The human gut microbiota (HGM) colonizing
human gastrointestinal
tract (HGT) confers a repertoire of dynamic and unique metabolic capacities
that are not possessed by the host and therefore is tentatively perceived
as an alternative metabolic ″organ″ besides the liver
in the host. Nevertheless, the significant contribution of HGM to
the overall human metabolism is often overlooked in the modern drug
discovery pipeline. Hence, a systematic evaluation of HGM-mediated
drug metabolism is gradually important, and its computational prediction
becomes increasingly necessary. In this work, a new data set containing
both the HGM-mediated metabolism susceptible (HGMMS) and insusceptible
(HGMMI) compounds (329 vs 320) was manually curated.

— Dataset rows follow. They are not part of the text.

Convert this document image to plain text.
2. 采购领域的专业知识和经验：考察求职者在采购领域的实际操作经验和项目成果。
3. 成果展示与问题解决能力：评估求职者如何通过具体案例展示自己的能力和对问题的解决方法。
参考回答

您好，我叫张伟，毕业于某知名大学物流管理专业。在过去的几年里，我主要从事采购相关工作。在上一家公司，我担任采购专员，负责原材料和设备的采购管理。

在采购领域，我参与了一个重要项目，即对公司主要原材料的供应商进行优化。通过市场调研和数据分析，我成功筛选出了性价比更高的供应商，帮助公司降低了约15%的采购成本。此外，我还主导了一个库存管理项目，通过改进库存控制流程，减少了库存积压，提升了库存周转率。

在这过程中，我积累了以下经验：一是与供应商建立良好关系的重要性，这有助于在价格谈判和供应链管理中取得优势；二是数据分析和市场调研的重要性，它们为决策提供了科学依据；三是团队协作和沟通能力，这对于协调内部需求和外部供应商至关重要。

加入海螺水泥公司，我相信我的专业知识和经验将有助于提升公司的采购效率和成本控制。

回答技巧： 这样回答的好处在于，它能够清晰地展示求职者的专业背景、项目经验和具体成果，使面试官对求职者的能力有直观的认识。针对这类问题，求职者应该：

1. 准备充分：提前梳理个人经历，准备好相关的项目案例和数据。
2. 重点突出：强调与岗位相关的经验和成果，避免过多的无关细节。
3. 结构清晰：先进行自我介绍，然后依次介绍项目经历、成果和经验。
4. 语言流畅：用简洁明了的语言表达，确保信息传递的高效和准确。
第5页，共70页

Based on this
data set, the first machine learning (ML) model, a new structural
alerts (SA) model, and the K-nearest neighboring dietary compounds-based
average similarity (AS) model were proposed to directly predict the
HGM-mediated metabolism susceptibility for small molecules, and exhibit
promising performance on three independent test sets. Finally, consensus
prediction (ML/SA/AS) for DrugBank molecules revealed an intriguing
phenomenon that a typical Michael acceptor ″α,β-unsaturated
carbonyl group″ is a very common warhead for the design of
covalent inhibitors and inclined to be metabolized by HGM in anaerobic
HGT to generate the reduced metabolite without the reactive warhead,
which could be a new concern to medicinal chemists. To the best of
our knowledge, we gleaned the
first HGMMS/HGMMI data set, developed the first HGMMS/HGMMI classification
model, implemented a relatively comprehensive program based on ML/SA/AS
approaches, and found a new phenomenon on the HGM-mediated deactivation
of an extensively used warhead for covalent inhibitors.